Batanagar flyover ready, but use potholed road
The construction was completed in October but there’s been no official communication regarding its inauguration
- Published 6.12.18, 2:30 AM
- Updated 6.12.18, 2:30 AM
- 2 mins read
The Jinjirabazar flyover has been lying ready but unused for almost a month.
The result: people have to use the cratered road below.
The construction was completed in October but there’s been no official communication regarding its inauguration, a urban development department official said.
“We are waiting for a date from the government. The flyover is ready,” the official said.
Some engineers have raised safety concerns, though. Steel frames for flowerpots fixed on the flyover is unnecessary and can lead to accidents, an engineer said.
Police, too, feel the same. “The frames projecting inwards are completely unnecessary. It is a double lane flyover and such projections are bound to cause accidents,” a traffic police officer said.
The flyover is 8.5m wide and the Budge Budge-bound and Jinjirabazar-bound flanks can accommodate a car each.
“Suppose a two-wheeler tries to overtake the car from the left. It will inevitably lead to an accident. The steel frames must be removed before the flyover is thrown open to traffic,” a private company engineer who has been associated with several flyovers across the country said.
The 6.8km flyover starts at Jinjira Bazar, about 3km west of Taratala crossing, and ends at Batanagar.
Other flyovers in the city usually have four or six lanes.
A Batanagar resident said every day he found the street lights of the flyover glowing when he returned home at night. “But crash barriers are placed at the start of the flyover, blocking entry. If I can use the flyover I will reach home in 10 minutes from Jinjirabazar. But I have to use the damaged Budge Budge Trunk Road... it takes me more than 30 minutes even if there are no snarls,” he said.
Only a handful of vehicles are allowed on the flyover. Guards posted at the ends of the flyover have a list of the registration number of cars that can use the flyover. All other vehicles have to use the Budge Budge Trunk Road running below.

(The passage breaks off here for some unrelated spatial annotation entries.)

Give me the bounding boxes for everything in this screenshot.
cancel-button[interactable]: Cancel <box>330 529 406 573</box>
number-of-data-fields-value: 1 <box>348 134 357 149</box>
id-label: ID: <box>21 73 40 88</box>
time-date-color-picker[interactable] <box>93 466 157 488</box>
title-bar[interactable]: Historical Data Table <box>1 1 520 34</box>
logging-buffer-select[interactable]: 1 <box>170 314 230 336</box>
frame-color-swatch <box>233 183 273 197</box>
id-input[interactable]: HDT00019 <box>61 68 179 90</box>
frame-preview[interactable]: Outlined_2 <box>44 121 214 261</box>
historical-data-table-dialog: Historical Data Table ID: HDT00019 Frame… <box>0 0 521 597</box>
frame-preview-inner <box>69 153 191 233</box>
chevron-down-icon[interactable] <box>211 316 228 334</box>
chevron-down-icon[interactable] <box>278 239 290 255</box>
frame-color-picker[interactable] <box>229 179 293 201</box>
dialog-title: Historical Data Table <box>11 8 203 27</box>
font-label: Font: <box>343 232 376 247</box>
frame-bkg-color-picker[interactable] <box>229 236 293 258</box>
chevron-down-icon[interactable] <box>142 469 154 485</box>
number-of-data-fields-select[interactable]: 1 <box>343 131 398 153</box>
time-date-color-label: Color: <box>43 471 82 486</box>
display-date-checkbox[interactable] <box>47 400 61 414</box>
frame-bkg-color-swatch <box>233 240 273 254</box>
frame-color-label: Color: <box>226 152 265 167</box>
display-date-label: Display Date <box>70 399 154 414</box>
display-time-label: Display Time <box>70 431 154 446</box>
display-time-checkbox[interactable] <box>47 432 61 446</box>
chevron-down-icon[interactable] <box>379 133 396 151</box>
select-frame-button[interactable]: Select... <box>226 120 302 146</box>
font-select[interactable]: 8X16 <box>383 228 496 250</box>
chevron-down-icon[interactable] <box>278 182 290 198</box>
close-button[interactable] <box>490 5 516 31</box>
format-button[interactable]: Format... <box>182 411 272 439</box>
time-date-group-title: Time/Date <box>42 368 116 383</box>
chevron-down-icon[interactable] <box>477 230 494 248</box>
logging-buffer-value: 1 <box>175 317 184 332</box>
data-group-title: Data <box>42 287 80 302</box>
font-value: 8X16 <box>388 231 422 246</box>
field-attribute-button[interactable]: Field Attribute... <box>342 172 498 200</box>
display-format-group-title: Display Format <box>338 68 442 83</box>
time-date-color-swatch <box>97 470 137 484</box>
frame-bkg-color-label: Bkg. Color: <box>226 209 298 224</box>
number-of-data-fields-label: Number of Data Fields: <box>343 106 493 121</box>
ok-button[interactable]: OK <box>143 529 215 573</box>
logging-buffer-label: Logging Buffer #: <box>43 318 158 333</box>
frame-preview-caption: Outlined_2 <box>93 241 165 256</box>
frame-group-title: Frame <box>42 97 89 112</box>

The Centre provided Rs 86 crore for the flyover and Hiland Group that has built Calcutta Riverside, a residential complex by the Hooghly at Batanagar bore the rest.
The initial project cost was Rs 255 crore but Hiland Group has spent close to Rs 330 crore, a company official said.
The project included widening and strengthening the stretch of Budge Budge Trunk Road that runs below the flyover. The road has been repaired in stretches and work is still on, Sumit Dabriwala, a co-owner of Hiland Group, said.
A resident of Rampur, which is between Jinjirabazar and Batanagar, said only patchwork on some stretches had been done before Puja. “This road will get flooded during the monsoon because the roadsides drains are clogged with debris.”
An official of Larsen and Toubro said the company had finished the construction of the flyover about a month ago.